Always in late February, I begin to think of spring.
When there’s an unusually warm day, I trick myself into believing that it won’t snow or get cold again. March is so close and with it the first day of spring, but someplace inside of me I know the truth.
It will continue to be cold and it will snow even in April.
But as much as I fantasize about spring, it’s in the winter when there’s snow on the ground that I have the most freedom in the Orphaned Woods.
Once the leaves start sprouting the understory fills in, brambles and thick bushes make passage into certain parts of the woods almost impossible. And even if I could get through them, these are the places where ticks seem to wait to attach themselves to any live host that brushes up against them.
The path that I know so well, vanishes in the deep snow. And new ones emerge because what’s underfoot is no longer an obstacle to where I can go.
I wind my way through trees like walking an obstacle course. I stand in the middle of one of the small frozen ponds that are sprinkled throughout the surrounding woods, seeing the other side of the trees that grow along the edges. I follow a deer trail through the swamp on the neighbor’s property where tall ferns grow and mosquitos swarm most of the year.

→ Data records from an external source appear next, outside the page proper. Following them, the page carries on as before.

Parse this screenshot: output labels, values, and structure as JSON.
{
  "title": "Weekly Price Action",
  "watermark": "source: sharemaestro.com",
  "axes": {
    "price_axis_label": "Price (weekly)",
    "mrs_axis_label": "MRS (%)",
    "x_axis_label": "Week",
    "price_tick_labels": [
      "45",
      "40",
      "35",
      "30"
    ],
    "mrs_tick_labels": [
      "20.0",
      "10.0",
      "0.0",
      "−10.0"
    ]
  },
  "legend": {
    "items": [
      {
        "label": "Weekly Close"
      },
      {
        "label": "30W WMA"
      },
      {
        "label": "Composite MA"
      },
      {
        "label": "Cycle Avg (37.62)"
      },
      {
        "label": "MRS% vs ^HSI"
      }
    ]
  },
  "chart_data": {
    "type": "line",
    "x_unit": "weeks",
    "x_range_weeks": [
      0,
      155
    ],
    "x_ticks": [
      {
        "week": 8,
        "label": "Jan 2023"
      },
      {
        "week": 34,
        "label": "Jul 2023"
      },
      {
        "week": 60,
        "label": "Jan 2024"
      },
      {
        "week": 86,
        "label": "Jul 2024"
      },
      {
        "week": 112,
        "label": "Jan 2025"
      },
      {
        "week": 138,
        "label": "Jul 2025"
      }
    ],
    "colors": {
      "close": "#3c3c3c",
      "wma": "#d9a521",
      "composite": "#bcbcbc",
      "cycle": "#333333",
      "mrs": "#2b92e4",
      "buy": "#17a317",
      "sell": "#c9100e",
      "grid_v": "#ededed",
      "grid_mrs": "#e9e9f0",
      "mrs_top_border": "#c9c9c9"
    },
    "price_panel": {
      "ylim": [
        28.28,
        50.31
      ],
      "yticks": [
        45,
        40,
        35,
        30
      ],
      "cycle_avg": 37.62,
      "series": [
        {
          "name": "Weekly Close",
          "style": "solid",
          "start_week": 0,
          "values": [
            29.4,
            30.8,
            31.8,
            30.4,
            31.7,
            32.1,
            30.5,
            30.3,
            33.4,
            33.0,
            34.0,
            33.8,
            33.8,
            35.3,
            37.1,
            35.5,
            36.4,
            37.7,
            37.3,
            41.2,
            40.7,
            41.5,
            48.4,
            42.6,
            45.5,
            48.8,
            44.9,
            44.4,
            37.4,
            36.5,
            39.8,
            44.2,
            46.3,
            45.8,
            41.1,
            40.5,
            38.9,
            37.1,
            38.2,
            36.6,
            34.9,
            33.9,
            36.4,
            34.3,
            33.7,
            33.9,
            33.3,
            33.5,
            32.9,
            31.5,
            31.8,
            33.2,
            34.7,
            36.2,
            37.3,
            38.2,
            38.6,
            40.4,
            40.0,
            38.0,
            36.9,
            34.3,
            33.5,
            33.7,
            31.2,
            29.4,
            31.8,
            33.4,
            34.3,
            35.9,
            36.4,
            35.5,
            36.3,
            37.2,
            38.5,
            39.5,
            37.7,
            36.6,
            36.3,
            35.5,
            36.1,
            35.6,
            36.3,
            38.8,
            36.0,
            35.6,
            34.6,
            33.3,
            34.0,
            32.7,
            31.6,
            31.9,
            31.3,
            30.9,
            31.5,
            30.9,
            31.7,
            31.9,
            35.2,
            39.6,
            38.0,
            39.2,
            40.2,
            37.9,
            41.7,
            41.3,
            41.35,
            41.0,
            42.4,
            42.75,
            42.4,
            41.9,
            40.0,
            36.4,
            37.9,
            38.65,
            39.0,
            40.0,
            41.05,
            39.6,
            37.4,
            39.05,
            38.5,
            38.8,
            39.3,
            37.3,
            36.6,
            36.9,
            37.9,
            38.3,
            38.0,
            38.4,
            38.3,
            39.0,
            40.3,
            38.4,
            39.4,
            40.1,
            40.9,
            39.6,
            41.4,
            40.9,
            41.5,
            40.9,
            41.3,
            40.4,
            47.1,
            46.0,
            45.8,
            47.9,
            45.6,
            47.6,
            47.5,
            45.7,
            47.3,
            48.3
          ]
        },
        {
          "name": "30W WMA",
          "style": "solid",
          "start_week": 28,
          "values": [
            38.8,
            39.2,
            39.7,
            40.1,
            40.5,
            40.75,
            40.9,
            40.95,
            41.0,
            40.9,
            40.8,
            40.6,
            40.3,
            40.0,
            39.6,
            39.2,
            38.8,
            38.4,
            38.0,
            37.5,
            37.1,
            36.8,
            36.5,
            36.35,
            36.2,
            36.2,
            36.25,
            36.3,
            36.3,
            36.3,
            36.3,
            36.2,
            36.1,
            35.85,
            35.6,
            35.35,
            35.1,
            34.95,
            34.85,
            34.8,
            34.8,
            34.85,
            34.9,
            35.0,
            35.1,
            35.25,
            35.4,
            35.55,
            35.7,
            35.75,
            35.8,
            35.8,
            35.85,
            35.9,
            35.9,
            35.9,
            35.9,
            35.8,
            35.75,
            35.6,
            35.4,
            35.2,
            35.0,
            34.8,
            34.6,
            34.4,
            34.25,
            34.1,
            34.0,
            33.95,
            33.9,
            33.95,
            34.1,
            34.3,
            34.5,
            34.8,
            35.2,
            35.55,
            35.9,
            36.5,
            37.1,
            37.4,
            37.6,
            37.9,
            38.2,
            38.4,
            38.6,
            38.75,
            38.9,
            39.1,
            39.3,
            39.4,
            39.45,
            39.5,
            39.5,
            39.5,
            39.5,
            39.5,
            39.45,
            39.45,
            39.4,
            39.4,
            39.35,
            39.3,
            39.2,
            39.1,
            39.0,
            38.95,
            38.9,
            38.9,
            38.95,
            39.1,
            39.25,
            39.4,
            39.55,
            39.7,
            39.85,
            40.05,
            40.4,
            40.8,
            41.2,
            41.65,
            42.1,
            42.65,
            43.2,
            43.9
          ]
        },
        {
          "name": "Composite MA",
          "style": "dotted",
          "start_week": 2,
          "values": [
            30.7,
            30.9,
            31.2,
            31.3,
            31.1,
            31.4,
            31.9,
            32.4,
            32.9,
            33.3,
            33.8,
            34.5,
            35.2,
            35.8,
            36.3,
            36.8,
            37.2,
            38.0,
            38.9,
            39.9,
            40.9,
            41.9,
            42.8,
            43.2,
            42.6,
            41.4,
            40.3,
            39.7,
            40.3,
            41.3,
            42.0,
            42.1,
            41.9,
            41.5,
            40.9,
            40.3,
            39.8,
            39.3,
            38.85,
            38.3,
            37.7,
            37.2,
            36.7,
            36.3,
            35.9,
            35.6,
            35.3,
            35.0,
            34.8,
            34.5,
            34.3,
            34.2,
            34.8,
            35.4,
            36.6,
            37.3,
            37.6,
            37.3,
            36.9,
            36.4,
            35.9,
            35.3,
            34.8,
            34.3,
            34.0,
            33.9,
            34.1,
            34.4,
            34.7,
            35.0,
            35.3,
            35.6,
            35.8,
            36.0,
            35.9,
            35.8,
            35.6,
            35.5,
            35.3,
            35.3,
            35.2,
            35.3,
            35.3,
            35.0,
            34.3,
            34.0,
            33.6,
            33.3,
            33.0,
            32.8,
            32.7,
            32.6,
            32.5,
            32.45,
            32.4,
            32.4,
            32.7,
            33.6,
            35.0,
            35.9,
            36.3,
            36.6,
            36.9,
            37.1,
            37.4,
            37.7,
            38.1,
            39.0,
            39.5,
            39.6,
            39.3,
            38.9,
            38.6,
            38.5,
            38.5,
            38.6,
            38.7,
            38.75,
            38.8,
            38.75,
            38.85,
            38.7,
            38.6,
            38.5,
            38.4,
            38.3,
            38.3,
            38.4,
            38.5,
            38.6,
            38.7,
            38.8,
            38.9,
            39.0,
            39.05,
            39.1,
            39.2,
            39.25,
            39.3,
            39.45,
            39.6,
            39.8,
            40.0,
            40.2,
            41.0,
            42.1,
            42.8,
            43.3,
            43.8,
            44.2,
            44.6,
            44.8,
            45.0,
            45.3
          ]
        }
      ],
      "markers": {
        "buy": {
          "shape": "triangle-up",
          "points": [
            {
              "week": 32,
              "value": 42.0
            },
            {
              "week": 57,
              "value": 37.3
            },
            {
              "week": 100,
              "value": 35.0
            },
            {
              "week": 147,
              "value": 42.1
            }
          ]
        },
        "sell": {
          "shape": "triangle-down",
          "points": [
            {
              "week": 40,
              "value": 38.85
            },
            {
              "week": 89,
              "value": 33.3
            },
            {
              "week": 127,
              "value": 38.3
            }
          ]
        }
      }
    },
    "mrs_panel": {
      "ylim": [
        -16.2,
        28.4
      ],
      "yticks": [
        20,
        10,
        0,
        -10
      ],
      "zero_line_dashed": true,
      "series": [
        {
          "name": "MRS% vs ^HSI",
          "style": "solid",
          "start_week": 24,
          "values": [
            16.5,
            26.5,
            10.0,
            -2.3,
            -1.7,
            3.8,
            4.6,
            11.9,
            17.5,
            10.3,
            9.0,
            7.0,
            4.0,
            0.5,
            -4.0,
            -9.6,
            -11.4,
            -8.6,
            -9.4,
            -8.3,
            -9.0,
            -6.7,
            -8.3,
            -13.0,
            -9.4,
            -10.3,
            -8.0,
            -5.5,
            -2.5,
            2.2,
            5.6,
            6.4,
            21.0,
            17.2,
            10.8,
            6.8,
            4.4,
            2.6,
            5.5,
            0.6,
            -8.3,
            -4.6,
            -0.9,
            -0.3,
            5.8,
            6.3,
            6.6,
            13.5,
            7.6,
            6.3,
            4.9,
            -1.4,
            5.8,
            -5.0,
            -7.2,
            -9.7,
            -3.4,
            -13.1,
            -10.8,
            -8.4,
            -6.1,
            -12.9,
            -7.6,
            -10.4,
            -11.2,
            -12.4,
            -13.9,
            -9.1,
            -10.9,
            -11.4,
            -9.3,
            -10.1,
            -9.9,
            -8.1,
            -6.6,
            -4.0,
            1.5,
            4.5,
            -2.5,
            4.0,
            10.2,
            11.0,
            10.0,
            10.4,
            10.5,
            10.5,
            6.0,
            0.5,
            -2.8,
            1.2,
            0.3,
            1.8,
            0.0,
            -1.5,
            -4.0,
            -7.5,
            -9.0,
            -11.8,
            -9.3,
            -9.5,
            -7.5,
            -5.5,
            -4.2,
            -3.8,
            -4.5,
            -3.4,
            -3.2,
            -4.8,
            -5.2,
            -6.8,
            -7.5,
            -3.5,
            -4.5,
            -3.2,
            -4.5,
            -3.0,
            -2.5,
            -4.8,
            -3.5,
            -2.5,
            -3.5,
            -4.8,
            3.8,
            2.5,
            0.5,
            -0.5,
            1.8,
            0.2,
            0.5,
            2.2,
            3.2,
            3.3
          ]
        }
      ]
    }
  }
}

There are no bugs, flying in my eyes, buzzing around my head, and biting the backs of my arms in the winter.
The truth is, as much as I crave spring at the end of the winter, the winter woods welcome me like no other season. They entice me to explore. They present a woods so stark and bare, I can’t help but notice what I might easily overlook with all the dramatic changes that constantly occur during the other seasons.
The snow began melting yesterday. Today I walked in the woods without my snowshoes. I followed my tracks from the past week, the snow packed down so I didn’t sink in too deep.
I pause to look at the Cottonwood growing in the swampy area just off the path. Now that I know what Cottonwoods look like, I realized I’ve passed one on the way to the little waterfall for the years.
I’m looking forward to seeing the cottony blossoms the tree will shed in the spring.
But until then, when I begin to complain about the snow and cold in March I’m going to try to remember, that it’s just those things that help reveal the Orphaned Woods to me in a way that doesn’t happen any other time of year.